Les eaux se commercialisent

C’est autour de 1850 que les Barcelonais peuvent acheter les premières bouteilles de la Font Picant chez les apothicaires de la capitale. Le train arrive jusqu’à Girona et ce sont les Traginers (muletiers) qui assurent le transport de la fontaine jusqu’à la gare. Pour les malades, il faut compter trois heures de train en venant de Barcelona, auxquels s’ajoutent trois heures de plus en diligence. Seuls les malades les mieux portants pouvaient profiter des eaux bénéfiques. Au village, les habitants commencent à entrevoir la possibilité de louer des chambres, lorsque la première des trois guerres carlines éclate. A nouveau des hommes en armes vont sillonner le pays détruisant tout espoir de développement pour les Guilleries.
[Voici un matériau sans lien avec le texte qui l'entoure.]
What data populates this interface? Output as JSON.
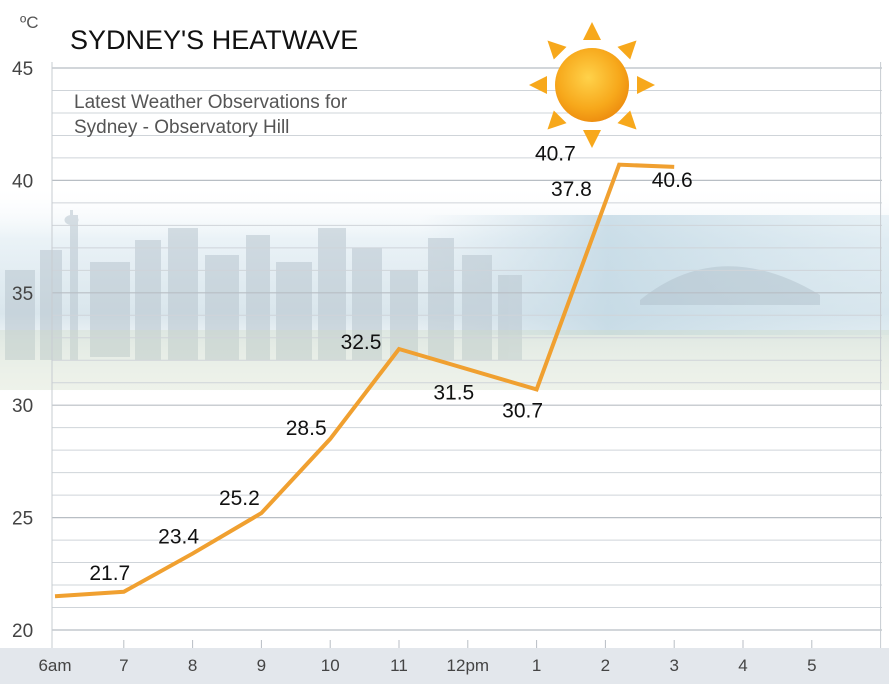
{
  "chart_data": {
    "type": "line",
    "title": "SYDNEY'S HEATWAVE",
    "subtitle_lines": [
      "Latest Weather Observations for",
      "Sydney - Observatory Hill"
    ],
    "unit": "ºC",
    "ylim": [
      20,
      45
    ],
    "yticks": [
      "45",
      "40",
      "35",
      "30",
      "25",
      "20"
    ],
    "ytick_values": [
      45,
      40,
      35,
      30,
      25,
      20
    ],
    "categories": [
      "6am",
      "7",
      "8",
      "9",
      "10",
      "11",
      "12pm",
      "1",
      "2",
      "3",
      "4",
      "5"
    ],
    "series": [
      {
        "x": [
          0,
          1,
          2,
          3,
          4,
          5,
          7,
          8.2,
          9
        ],
        "values": [
          21.5,
          21.7,
          23.4,
          25.2,
          28.5,
          32.5,
          30.7,
          40.7,
          40.6
        ]
      }
    ],
    "data_labels": [
      {
        "text": "21.7",
        "x": 1,
        "y": 21.7
      },
      {
        "text": "23.4",
        "x": 2,
        "y": 23.4
      },
      {
        "text": "25.2",
        "x": 3,
        "y": 25.2
      },
      {
        "text": "28.5",
        "x": 4,
        "y": 28.5
      },
      {
        "text": "32.5",
        "x": 5,
        "y": 32.5
      },
      {
        "text": "31.5",
        "x": 6,
        "y": 31.5
      },
      {
        "text": "30.7",
        "x": 7,
        "y": 30.7
      },
      {
        "text": "37.8",
        "x": 8,
        "y": 37.8
      },
      {
        "text": "40.7",
        "x": 8,
        "y": 40.7
      },
      {
        "text": "40.6",
        "x": 9,
        "y": 40.6
      }
    ],
    "grid": true,
    "line_color": "#f0a030",
    "sun_color": "#f7a81b"
  }
}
Elles redeviennent infréquentables.

Reconnue d’utilité publique

Les guerres de successions monarchiques passées, un nouvel espoir semble renaître. Le 31 décembre 1879, les eaux de la Font Picant sont reconnues d’utilité publique par la Société Espagnole d’Hydrologie. Un premier édifice est construit au pied même de la fontaine. Les premiers visiteurs arrivent d’Amérique du Sud et du reste de l’Europe. Les Espagnols et les Catalans suivront le mouvement, curieux de ce succès international. Des bouteilles s’exportent dans les colonies, Cuba, Philippines et même à New-York. Le Romantisme aidant, les curistes découvrent les bienfaits de la nature, mais s’ennuient un peu. Alors, promiscuité oblige, cette haute bourgeoisie commence à organiser ses premières fêtes, et, à une époque de moralisme exacerbé, débutent les premiers bals masqués, qui permettent bien des audaces. Avec ce tourisme balnéaire, c’est le tourisme lui-même qui vient d’apparaître pour la première fois en Catalogne.
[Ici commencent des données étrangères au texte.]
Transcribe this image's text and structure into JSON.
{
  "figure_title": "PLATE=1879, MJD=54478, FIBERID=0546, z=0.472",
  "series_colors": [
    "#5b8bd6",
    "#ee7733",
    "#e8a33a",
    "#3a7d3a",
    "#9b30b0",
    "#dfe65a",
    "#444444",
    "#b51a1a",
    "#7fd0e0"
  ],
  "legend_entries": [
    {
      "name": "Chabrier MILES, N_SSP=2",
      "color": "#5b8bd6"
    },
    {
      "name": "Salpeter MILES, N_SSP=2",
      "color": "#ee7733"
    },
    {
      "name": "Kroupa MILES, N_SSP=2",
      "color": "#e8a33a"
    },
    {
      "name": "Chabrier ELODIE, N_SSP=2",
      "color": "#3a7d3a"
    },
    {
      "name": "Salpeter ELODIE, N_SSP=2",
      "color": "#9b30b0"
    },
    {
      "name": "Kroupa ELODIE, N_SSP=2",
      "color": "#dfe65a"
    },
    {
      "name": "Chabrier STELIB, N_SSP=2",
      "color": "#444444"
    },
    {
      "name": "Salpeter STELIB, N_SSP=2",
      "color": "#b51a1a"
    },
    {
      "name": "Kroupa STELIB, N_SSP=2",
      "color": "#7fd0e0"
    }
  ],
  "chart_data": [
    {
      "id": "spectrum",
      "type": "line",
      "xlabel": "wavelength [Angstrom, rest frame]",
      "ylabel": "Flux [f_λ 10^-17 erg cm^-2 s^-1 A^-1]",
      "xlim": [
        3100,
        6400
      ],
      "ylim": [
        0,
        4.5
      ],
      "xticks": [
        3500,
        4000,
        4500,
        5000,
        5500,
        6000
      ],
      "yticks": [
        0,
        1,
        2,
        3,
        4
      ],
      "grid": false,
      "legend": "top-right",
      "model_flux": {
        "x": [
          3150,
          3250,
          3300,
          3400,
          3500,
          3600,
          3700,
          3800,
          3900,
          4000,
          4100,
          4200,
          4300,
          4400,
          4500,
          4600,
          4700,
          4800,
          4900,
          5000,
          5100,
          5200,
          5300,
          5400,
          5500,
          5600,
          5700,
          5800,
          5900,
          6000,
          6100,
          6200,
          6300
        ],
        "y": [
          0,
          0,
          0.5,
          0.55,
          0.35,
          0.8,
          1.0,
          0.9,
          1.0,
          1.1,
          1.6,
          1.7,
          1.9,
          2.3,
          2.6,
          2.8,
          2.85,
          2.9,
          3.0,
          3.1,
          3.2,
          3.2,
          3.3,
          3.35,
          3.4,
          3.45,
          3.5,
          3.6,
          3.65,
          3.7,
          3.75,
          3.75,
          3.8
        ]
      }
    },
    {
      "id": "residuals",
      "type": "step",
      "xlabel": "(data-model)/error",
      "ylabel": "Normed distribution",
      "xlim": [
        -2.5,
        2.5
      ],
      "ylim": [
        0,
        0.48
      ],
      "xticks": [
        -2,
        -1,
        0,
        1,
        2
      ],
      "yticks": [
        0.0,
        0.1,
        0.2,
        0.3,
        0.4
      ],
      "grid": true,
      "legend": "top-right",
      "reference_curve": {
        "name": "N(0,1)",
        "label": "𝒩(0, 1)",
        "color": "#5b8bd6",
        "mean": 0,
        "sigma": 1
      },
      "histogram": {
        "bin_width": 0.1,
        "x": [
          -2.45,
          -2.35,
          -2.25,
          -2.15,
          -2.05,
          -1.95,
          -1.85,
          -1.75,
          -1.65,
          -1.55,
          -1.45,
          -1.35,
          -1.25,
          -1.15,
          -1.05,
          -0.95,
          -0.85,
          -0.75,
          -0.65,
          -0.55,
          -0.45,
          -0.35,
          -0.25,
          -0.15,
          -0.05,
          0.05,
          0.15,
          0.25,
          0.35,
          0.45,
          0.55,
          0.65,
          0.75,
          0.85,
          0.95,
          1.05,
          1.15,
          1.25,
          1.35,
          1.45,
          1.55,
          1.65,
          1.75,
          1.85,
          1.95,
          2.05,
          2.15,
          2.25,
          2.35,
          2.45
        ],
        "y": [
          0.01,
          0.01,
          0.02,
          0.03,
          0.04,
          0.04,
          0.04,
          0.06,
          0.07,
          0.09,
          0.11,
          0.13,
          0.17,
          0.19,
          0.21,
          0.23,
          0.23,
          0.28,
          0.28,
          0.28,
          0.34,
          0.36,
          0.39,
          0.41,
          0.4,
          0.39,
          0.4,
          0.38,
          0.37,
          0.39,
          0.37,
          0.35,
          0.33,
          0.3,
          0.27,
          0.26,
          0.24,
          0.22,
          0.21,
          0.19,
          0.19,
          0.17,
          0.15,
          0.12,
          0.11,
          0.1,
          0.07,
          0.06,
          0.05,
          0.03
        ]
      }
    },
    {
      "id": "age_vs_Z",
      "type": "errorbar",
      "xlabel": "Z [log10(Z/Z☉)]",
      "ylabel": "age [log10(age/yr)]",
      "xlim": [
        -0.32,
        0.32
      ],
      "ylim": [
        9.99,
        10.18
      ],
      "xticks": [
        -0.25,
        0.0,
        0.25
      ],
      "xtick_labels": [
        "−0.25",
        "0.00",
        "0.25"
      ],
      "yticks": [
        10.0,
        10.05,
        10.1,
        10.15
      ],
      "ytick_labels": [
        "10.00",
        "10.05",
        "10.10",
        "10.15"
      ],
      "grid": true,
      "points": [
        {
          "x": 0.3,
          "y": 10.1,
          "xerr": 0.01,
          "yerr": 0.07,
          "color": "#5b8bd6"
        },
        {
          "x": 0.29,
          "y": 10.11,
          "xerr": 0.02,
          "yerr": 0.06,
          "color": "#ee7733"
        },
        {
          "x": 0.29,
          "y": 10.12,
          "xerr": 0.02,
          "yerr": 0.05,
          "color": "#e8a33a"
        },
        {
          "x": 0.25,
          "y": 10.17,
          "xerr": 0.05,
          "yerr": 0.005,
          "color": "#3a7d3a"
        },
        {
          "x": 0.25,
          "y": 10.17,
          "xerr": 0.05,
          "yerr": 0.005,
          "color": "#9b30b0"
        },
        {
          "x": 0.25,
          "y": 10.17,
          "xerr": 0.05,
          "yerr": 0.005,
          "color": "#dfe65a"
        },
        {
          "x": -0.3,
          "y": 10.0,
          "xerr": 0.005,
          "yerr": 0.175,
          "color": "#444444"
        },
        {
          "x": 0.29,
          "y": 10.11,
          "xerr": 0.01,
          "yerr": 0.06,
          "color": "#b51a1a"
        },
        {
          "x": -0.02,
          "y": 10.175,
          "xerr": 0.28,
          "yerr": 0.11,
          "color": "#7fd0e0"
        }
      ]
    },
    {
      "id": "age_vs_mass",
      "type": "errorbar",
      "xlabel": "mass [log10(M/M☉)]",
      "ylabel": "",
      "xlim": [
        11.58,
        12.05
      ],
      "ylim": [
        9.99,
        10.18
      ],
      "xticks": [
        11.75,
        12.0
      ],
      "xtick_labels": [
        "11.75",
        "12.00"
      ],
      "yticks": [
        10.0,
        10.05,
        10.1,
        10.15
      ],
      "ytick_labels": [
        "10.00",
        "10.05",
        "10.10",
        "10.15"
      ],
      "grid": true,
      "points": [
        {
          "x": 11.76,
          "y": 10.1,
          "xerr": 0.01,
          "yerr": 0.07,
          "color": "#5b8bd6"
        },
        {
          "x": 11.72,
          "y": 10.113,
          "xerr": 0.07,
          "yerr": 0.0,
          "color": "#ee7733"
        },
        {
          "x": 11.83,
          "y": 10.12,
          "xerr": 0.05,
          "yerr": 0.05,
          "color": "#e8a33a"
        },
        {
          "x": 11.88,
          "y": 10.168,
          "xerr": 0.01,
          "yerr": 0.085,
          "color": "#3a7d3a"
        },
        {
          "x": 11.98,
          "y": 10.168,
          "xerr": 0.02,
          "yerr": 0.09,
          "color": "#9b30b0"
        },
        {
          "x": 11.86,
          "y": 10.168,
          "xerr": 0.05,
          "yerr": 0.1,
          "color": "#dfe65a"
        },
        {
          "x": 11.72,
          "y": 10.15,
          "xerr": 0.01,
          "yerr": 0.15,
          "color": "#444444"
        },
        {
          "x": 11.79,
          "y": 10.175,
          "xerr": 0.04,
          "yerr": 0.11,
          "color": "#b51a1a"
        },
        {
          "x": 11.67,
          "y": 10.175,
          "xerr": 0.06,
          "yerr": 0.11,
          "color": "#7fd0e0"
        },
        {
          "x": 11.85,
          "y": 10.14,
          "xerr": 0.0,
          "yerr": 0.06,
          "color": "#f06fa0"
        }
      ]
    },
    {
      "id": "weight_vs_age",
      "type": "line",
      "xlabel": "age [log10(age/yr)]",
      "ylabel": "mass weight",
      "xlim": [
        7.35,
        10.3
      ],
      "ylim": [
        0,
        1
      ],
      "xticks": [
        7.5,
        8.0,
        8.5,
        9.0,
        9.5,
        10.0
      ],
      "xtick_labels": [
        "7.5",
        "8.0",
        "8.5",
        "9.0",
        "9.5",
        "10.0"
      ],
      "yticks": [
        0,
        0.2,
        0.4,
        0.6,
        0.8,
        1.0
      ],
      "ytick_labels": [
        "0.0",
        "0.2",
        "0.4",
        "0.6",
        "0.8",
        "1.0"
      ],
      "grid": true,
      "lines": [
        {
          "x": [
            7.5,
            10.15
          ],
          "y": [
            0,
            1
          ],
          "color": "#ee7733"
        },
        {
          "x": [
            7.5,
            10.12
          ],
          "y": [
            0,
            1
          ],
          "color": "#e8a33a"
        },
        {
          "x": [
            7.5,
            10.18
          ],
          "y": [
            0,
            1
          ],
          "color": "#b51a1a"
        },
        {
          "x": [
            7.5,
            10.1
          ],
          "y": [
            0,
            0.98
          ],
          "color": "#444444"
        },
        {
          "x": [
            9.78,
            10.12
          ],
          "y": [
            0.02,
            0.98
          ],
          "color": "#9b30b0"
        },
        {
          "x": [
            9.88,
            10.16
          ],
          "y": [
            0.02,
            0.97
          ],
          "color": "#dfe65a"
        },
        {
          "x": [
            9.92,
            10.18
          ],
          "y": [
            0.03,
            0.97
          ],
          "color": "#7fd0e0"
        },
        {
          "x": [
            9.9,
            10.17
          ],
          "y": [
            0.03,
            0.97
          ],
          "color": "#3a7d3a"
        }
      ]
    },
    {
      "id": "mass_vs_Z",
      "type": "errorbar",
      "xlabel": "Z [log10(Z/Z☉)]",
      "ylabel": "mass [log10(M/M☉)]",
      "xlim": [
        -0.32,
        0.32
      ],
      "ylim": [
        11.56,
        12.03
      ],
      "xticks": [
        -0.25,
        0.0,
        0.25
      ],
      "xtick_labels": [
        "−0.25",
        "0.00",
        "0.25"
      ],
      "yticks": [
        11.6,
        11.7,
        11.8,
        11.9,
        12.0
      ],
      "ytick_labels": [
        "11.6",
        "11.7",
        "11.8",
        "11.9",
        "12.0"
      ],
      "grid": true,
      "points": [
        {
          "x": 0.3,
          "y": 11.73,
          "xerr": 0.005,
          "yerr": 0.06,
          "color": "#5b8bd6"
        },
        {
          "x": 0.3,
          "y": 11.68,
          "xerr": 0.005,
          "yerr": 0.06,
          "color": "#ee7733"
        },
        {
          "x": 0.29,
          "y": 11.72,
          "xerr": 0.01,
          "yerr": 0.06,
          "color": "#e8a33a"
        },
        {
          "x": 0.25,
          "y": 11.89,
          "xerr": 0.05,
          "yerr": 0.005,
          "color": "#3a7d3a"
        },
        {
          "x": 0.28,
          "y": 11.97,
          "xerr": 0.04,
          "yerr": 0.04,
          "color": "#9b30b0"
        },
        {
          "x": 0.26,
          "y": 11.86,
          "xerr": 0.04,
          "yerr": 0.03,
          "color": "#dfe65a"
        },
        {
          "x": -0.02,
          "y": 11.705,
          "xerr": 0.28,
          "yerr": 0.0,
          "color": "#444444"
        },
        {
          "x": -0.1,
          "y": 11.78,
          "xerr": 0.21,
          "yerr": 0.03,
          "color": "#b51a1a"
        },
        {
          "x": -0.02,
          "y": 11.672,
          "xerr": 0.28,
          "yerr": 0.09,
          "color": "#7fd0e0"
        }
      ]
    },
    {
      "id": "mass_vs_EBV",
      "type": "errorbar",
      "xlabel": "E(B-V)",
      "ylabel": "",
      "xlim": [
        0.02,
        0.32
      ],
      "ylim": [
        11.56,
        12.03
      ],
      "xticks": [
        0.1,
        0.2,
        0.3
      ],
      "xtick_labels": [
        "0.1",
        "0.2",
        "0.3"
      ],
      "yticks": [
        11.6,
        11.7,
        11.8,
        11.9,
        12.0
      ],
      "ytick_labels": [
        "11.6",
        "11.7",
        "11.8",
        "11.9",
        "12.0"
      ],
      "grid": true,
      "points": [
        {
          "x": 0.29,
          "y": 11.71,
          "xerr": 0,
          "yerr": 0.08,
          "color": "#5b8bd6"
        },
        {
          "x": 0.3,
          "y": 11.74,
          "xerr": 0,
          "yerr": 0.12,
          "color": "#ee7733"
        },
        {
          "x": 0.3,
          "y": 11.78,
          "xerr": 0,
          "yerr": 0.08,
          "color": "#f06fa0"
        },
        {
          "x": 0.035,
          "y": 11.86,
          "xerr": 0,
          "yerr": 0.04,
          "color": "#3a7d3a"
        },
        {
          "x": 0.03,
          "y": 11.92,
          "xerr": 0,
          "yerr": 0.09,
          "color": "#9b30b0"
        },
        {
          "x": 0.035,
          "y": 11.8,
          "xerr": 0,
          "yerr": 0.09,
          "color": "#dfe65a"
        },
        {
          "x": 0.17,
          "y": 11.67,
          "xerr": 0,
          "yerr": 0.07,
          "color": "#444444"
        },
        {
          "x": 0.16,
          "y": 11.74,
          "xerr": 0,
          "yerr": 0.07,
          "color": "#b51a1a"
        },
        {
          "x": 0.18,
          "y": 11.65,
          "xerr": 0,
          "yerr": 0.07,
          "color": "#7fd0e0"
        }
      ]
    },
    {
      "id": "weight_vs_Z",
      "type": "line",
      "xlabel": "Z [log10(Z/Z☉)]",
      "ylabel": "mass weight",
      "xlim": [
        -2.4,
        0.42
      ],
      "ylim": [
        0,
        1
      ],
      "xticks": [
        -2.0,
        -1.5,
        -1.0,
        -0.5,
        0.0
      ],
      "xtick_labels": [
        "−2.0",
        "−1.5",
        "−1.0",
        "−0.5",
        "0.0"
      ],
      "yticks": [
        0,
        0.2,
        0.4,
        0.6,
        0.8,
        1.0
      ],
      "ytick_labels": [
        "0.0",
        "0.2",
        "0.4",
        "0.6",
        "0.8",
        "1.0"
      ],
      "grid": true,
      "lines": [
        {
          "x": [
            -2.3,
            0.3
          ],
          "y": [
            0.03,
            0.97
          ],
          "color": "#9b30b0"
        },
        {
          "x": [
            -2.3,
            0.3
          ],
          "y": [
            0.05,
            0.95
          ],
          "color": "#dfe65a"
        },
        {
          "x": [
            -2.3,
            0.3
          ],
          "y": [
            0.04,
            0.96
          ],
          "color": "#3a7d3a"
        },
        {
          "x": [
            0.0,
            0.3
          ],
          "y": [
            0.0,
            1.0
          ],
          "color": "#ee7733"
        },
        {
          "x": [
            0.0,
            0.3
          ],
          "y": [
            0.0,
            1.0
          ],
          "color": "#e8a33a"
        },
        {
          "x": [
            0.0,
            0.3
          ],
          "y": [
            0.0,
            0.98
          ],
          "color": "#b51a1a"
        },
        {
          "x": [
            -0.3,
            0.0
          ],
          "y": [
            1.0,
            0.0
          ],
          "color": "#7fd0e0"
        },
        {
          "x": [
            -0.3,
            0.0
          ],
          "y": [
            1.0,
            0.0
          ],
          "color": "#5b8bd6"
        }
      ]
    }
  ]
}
guilleres2Une visite obligée

C’est un véritable village qui va peu à peu se construire tout autour des fontaines. La manne financière que représentait cette affluence de grands bourgeois de l’Europe entière va attirer quantité de commerçants, de vendeurs de service et de profiteurs de toutes catégories. Il fallait bien divertir tous ces oisifs qu’ils soient artistes, peintres, politiques, médecins, prêtres, militaires ou industriels. Si l’eau devait être prise obligatoirement à jeun et de bon matin, cela permettait d’avoir quartier libre une grande partie de la journée et jusqu’à tard le soir. La guerre civile puis la seconde guerre mondiale mettent un coup d’arrêt brutal au secteur thermal. La paix retrouvée, les établissements s’adaptent et s’ouvrent à une plus large clientèle. Ce qui autrefois était synonyme d’opulence, se démocratise et devient à la portée des classes moyennes. C’est la ruée vers l’eau et ses bienfaits qui n’en finissent pas d’attirer un public toujours plus large en quête de bien-être, mais aussi de distractions. La Selva en offre chaque année davantage en choix et en qualité. On n’y propose pas uniquement du thermalisme mais aussi une gastronomie riche comme en témoignent les cuisinières de Sils ou le restaurant étoilé d’Anglès « l’Aliança ». Des découvertes, sports d’aventure, balades à pied, à cheval, en quad, en vélo ou en ballon, font de cette région thermale, une source intarissable de plaisirs.